I spent most of my time brooding alone on deck. Drops pattered on the water, ringing its surface, and thick fog hung over the riverlands. With the hood of my oilskin jacket pulled down low, I watched Fee squat by the tiller, rain streaming down her slippery face. Occasionally she tilted her head, chirping at the river. Once again I wondered what she heard that I could not.

I curled my hands around my warm coffee mug and stared into the muddy water as if by doing so, it might reveal its secrets to me.

It didn’t.

The day your fate comes for you, you’ll know … But the more I watched and listened, the more my doubts solidified into certainty. Coldness settled in my heart.

The god at the bottom of the river speaks to wherrymen in the language of small things. And to the Oresteia family, always. Every one of them, going back to our blockade-running days.

Except me.

It hurt, like a gaping black hole had opened up in my stomach. There have always been some wherrymen who sail without the favor of the river god, but everything is harder for them. And I knew for a fact that other captains talked about them behind their backs. The river had always been my home. If I didn’t belong here, where else would I ever fit in?

The next day dawned chilly and wet. Inside the cabin, Markos stared blankly out the porthole, eyes bruised and reddened. I didn’t think he’d slept. Through the curtain I’d heard him rolling and sighing all night. Finally he had lit a lamp. I’d turned over to face the wall and tried to ignore it as he flipped the pages of a book until morning.

“It’s cold.” I tossed one of Pa’s pullovers at him. “Here.”

He obviously hadn’t looked at himself in the glass, or he would have seen the white dusting of salt where tears had dried on his face. He had hardly spoken a word all day yesterday. I didn’t mind, because I hadn’t been much inclined to talk either.
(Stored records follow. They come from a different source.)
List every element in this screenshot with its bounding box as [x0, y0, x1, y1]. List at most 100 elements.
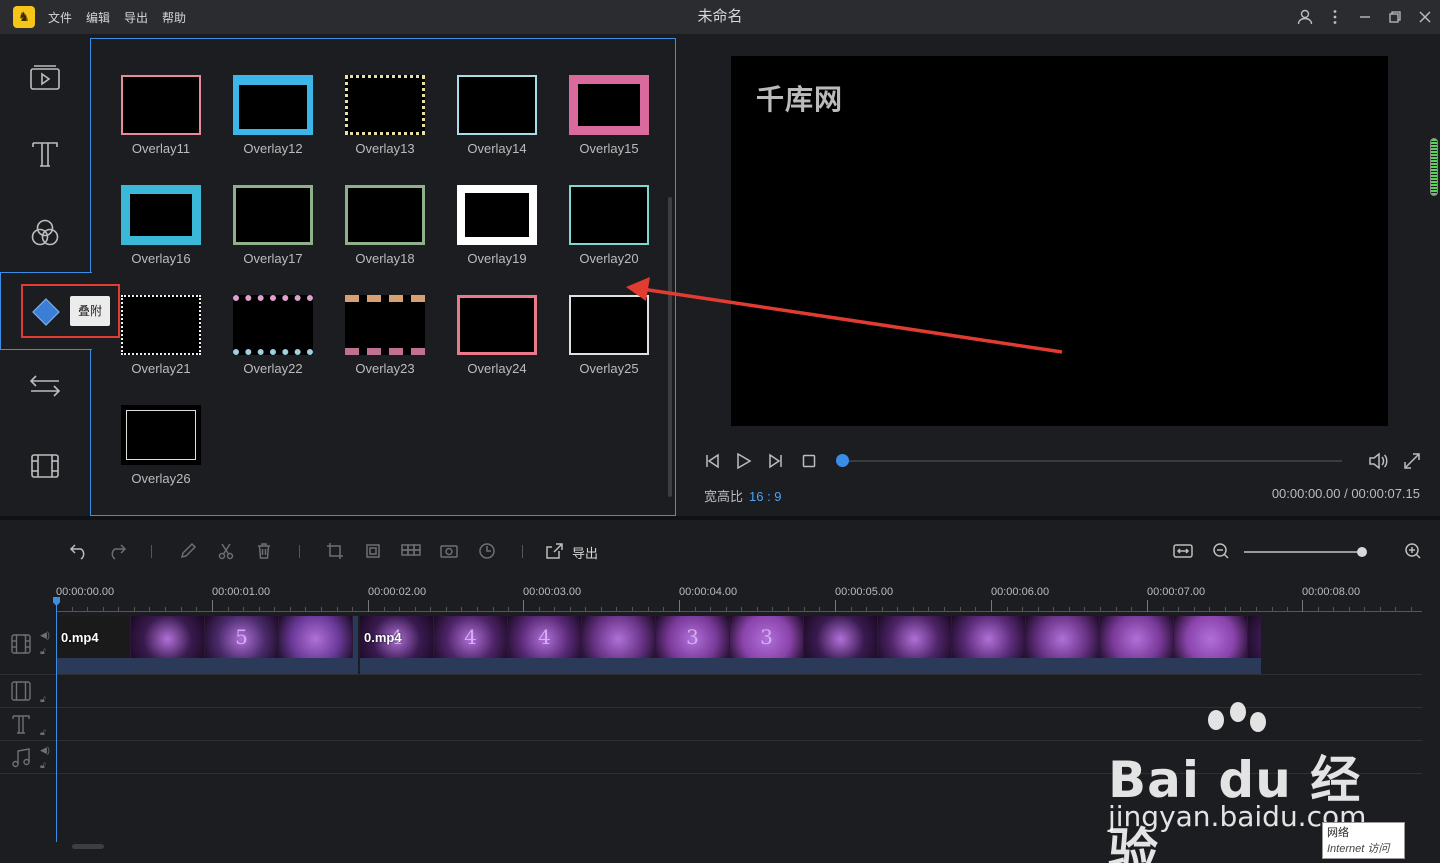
aspect-ratio-value[interactable]: 16 : 9	[749, 489, 782, 504]
export-icon	[546, 543, 563, 559]
network-popup-title: 网络	[1327, 827, 1349, 839]
zoom-in-button[interactable]	[1402, 540, 1424, 562]
tool-transitions[interactable]	[0, 356, 90, 416]
restore-icon[interactable]	[1380, 0, 1410, 34]
redo-button[interactable]	[106, 540, 128, 562]
overlay-item[interactable]: Overlay21	[116, 295, 206, 376]
window-controls	[1290, 0, 1440, 34]
undo-button[interactable]	[68, 540, 90, 562]
overlay-item[interactable]: Overlay17	[228, 185, 318, 266]
overlay-item[interactable]: Overlay15	[564, 75, 654, 156]
overlay-item[interactable]: Overlay26	[116, 405, 206, 486]
zoom-slider-knob[interactable]	[1357, 547, 1367, 557]
mosaic-button[interactable]	[400, 540, 422, 562]
close-icon[interactable]	[1410, 0, 1440, 34]
export-button[interactable]	[543, 540, 565, 562]
menu-file[interactable]: 文件	[48, 9, 72, 26]
overlay-thumbnail[interactable]	[233, 75, 313, 135]
cut-button[interactable]	[215, 540, 237, 562]
timeline-scrollbar[interactable]	[62, 843, 1422, 851]
playhead[interactable]	[56, 597, 57, 842]
video-clip[interactable]: 5 0.mp4	[57, 616, 358, 674]
crop-button[interactable]	[324, 540, 346, 562]
preview-canvas: 千库网	[731, 56, 1388, 426]
delete-button[interactable]	[253, 540, 275, 562]
overlay-item[interactable]: Overlay20	[564, 185, 654, 266]
tool-media[interactable]	[0, 48, 90, 108]
overlay-thumbnail[interactable]	[457, 75, 537, 135]
lock-icon[interactable]: 🔓︎	[40, 760, 46, 770]
overlay-thumbnail[interactable]	[233, 295, 313, 355]
video-clip[interactable]: 4 4 4 3 3 0.mp4	[360, 616, 1261, 674]
stop-icon	[802, 454, 816, 468]
network-popup: 网络 Internet 访问	[1322, 822, 1405, 859]
duration-button[interactable]	[476, 540, 498, 562]
overlay-thumbnail[interactable]	[121, 405, 201, 465]
zoom-region-button[interactable]	[362, 540, 384, 562]
lock-icon[interactable]: 🔓︎	[40, 646, 46, 656]
overlay-item[interactable]: Overlay23	[340, 295, 430, 376]
next-frame-button[interactable]	[764, 450, 786, 472]
tool-filters[interactable]	[0, 203, 90, 263]
volume-button[interactable]	[1367, 450, 1389, 472]
frame-number: 4	[538, 625, 551, 649]
annotation-arrow	[626, 277, 1063, 354]
progress-knob[interactable]	[836, 454, 849, 467]
menu-help[interactable]: 帮助	[162, 9, 186, 26]
overlay-item[interactable]: Overlay13	[340, 75, 430, 156]
edit-button[interactable]	[177, 540, 199, 562]
timeline-ruler[interactable]: 00:00:00.00 00:00:01.00 00:00:02.00 00:00:0…	[56, 584, 1422, 612]
prev-frame-button[interactable]	[702, 450, 724, 472]
mute-icon[interactable]: ◀)	[40, 745, 50, 755]
lock-icon[interactable]: 🔓︎	[40, 727, 46, 737]
overlay-item[interactable]: Overlay12	[228, 75, 318, 156]
overlay-item[interactable]: Overlay16	[116, 185, 206, 266]
side-volume-meter[interactable]	[1430, 138, 1438, 196]
overlay-thumbnail[interactable]	[345, 185, 425, 245]
fullscreen-button[interactable]	[1401, 450, 1423, 472]
export-label[interactable]: 导出	[572, 543, 598, 562]
overlay-thumbnail[interactable]	[345, 75, 425, 135]
overlay-item[interactable]: Overlay11	[116, 75, 206, 156]
more-options-icon[interactable]	[1320, 0, 1350, 34]
tool-text[interactable]	[0, 124, 90, 184]
stop-button[interactable]	[798, 450, 820, 472]
panel-divider[interactable]	[0, 516, 1440, 520]
overlay-thumbnail[interactable]	[569, 75, 649, 135]
overlay-item[interactable]: Overlay22	[228, 295, 318, 376]
user-icon[interactable]	[1290, 0, 1320, 34]
overlay-thumbnail[interactable]	[345, 295, 425, 355]
zoom-in-icon	[1405, 543, 1421, 559]
overlay-thumbnail[interactable]	[457, 185, 537, 245]
ruler-major-tick	[523, 600, 524, 612]
overlay-thumbnail[interactable]	[121, 295, 201, 355]
timeline-scroll-thumb[interactable]	[72, 844, 104, 849]
app-logo-icon[interactable]: ♞	[13, 6, 35, 28]
overlay-item[interactable]: Overlay24	[452, 295, 542, 376]
zoom-slider[interactable]	[1244, 547, 1367, 557]
play-button[interactable]	[732, 450, 754, 472]
fit-timeline-button[interactable]	[1172, 540, 1194, 562]
lock-icon[interactable]: 🔓︎	[40, 694, 46, 704]
frame-number: 4	[464, 625, 477, 649]
overlay-label: Overlay14	[467, 141, 527, 156]
overlay-thumbnail[interactable]	[457, 295, 537, 355]
zoom-out-button[interactable]	[1210, 540, 1232, 562]
clip-frame: 3	[656, 616, 730, 658]
snapshot-button[interactable]	[438, 540, 460, 562]
playback-progress[interactable]	[836, 454, 1342, 467]
overlay-item[interactable]: Overlay19	[452, 185, 542, 266]
overlay-thumbnail[interactable]	[569, 185, 649, 245]
minimize-icon[interactable]	[1350, 0, 1380, 34]
overlay-thumbnail[interactable]	[121, 185, 201, 245]
menu-export[interactable]: 导出	[124, 9, 148, 26]
overlay-thumbnail[interactable]	[121, 75, 201, 135]
tool-elements[interactable]	[0, 436, 90, 496]
overlay-item[interactable]: Overlay18	[340, 185, 430, 266]
undo-icon	[69, 544, 85, 560]
mute-icon[interactable]: ◀)	[40, 630, 50, 640]
overlay-item[interactable]: Overlay14	[452, 75, 542, 156]
clip-frame: 3	[730, 616, 804, 658]
menu-edit[interactable]: 编辑	[86, 9, 110, 26]
overlay-thumbnail[interactable]	[233, 185, 313, 245]
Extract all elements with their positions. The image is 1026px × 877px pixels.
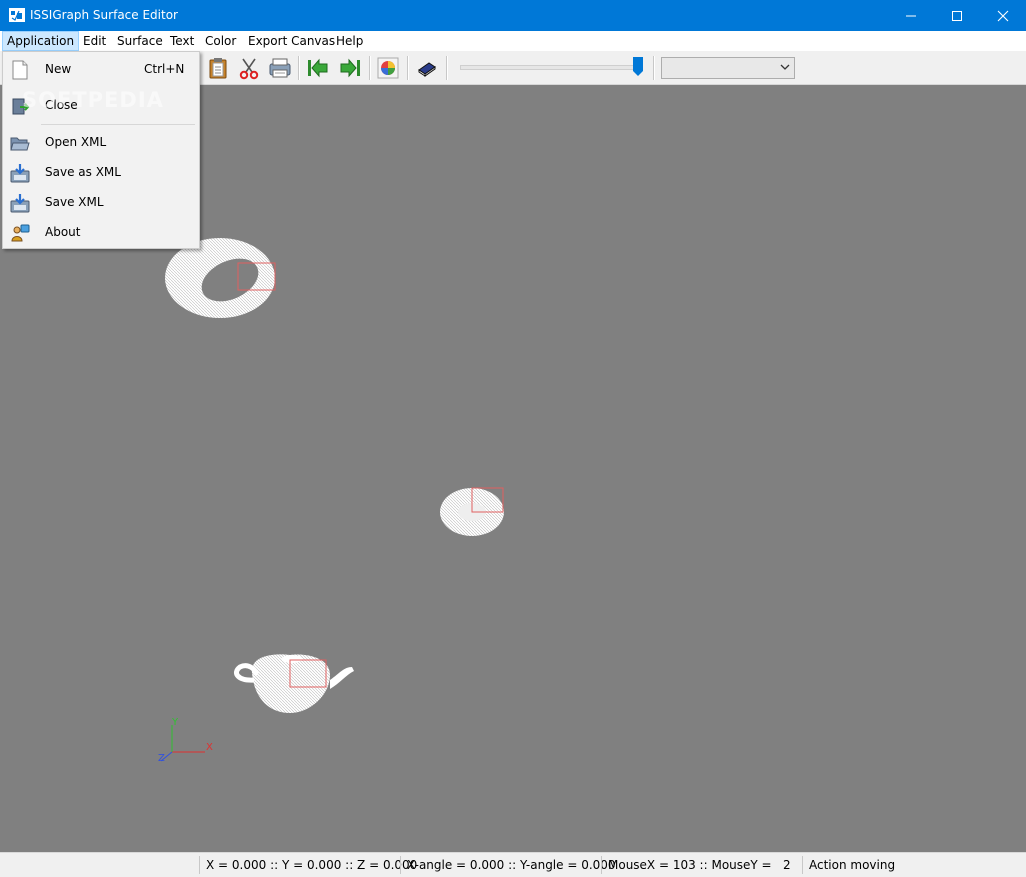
menu-item-open-xml[interactable]: Open XML bbox=[3, 129, 199, 155]
status-action: Action moving bbox=[809, 858, 896, 872]
chevron-down-icon bbox=[780, 64, 790, 70]
paste-button[interactable] bbox=[206, 56, 230, 80]
color-picker-button[interactable] bbox=[376, 56, 400, 80]
disc-mesh[interactable] bbox=[440, 487, 504, 536]
application-menu: New Ctrl+N Close Open XML Save as XML Sa… bbox=[2, 51, 200, 249]
zoom-slider-thumb[interactable] bbox=[633, 57, 643, 76]
axis-label-x: X bbox=[206, 742, 213, 753]
minimize-button[interactable] bbox=[888, 0, 934, 31]
app-icon bbox=[9, 8, 25, 22]
next-icon bbox=[340, 58, 360, 78]
about-icon bbox=[11, 224, 30, 242]
paste-icon bbox=[209, 58, 227, 79]
axis-label-y: Y bbox=[172, 717, 179, 728]
menu-separator bbox=[41, 124, 195, 125]
status-bar: X = 0.000 :: Y = 0.000 :: Z = 0.000 X-an… bbox=[0, 852, 1026, 877]
menu-item-new[interactable]: New Ctrl+N bbox=[3, 56, 199, 82]
previous-icon bbox=[308, 58, 328, 78]
new-document-icon bbox=[12, 60, 28, 80]
zoom-slider-track[interactable] bbox=[460, 65, 642, 70]
color-picker-icon bbox=[377, 57, 399, 79]
status-angles: X-angle = 0.000 :: Y-angle = 0.000 bbox=[407, 858, 616, 872]
previous-button[interactable] bbox=[306, 56, 330, 80]
menu-text[interactable]: Text bbox=[166, 31, 198, 51]
menu-application[interactable]: Application bbox=[2, 31, 80, 51]
save-icon bbox=[10, 194, 30, 213]
axis-gizmo bbox=[160, 725, 205, 762]
torus-mesh[interactable] bbox=[165, 238, 276, 318]
folder-open-icon bbox=[10, 137, 30, 151]
next-button[interactable] bbox=[338, 56, 362, 80]
window-title: ISSIGraph Surface Editor bbox=[30, 8, 178, 22]
status-coords: X = 0.000 :: Y = 0.000 :: Z = 0.000 bbox=[206, 858, 418, 872]
maximize-icon bbox=[952, 11, 962, 21]
menu-color[interactable]: Color bbox=[201, 31, 240, 51]
maximize-button[interactable] bbox=[934, 0, 980, 31]
status-mouse: MouseX = 103 :: MouseY = 2 bbox=[608, 858, 791, 872]
menu-export-canvas[interactable]: Export Canvas bbox=[244, 31, 339, 51]
help-book-button[interactable] bbox=[415, 56, 439, 80]
book-icon bbox=[418, 62, 436, 77]
view-combo-box[interactable] bbox=[661, 57, 795, 79]
menu-item-save-as-xml[interactable]: Save as XML bbox=[3, 159, 199, 185]
cut-icon bbox=[239, 58, 259, 80]
print-button[interactable] bbox=[268, 56, 292, 80]
softpedia-watermark: SOFTPEDIA bbox=[22, 88, 164, 112]
menu-item-save-xml[interactable]: Save XML bbox=[3, 189, 199, 215]
save-as-icon bbox=[10, 164, 30, 183]
close-icon bbox=[997, 10, 1009, 22]
menu-help[interactable]: Help bbox=[332, 31, 367, 51]
menu-bar: Application Edit Surface Text Color Expo… bbox=[0, 31, 1026, 51]
axis-label-z: Z bbox=[158, 753, 165, 764]
menu-surface[interactable]: Surface bbox=[113, 31, 167, 51]
minimize-icon bbox=[906, 15, 916, 17]
teapot-mesh[interactable] bbox=[234, 654, 354, 713]
printer-icon bbox=[269, 58, 291, 78]
title-bar: ISSIGraph Surface Editor bbox=[0, 0, 1026, 31]
menu-item-about[interactable]: About bbox=[3, 219, 199, 245]
menu-edit[interactable]: Edit bbox=[79, 31, 110, 51]
close-window-button[interactable] bbox=[980, 0, 1026, 31]
cut-button[interactable] bbox=[237, 56, 261, 80]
Something bigger hung over us than the storm clouds.

Markos fingered the sweater in his lap. A minute went by before he spoke. “It wasn’t only because I wanted you to take me to Casteria.”

I gulped a mouthful of coffee, burning my tongue. My eyes watered.

“You know. That night. I didn’t just try to kiss you because I wanted you to change your mind about Casteria. I … misinterpreted the situation.” He halted. “What I mean is, you were standing there in my cabin—” He cleared his throat. “That is, I really did want to—”

“I don’t want to talk about it,” I snapped.

He spoke loudly over me. “I’m trying to apologize.”

“Oh.” We fell into an awkward silence. He pulled the sweater over his head, mussing up his black hair. If it had been Pa and I sitting in the cabin on a rainy day with the stove going, I might have called it cozy, but with the two of us it was just tense and sad.

I broke the quiet. “How could you think that? I only just met you.”

“Probably because I wasn’t thinking.” He mumbled something.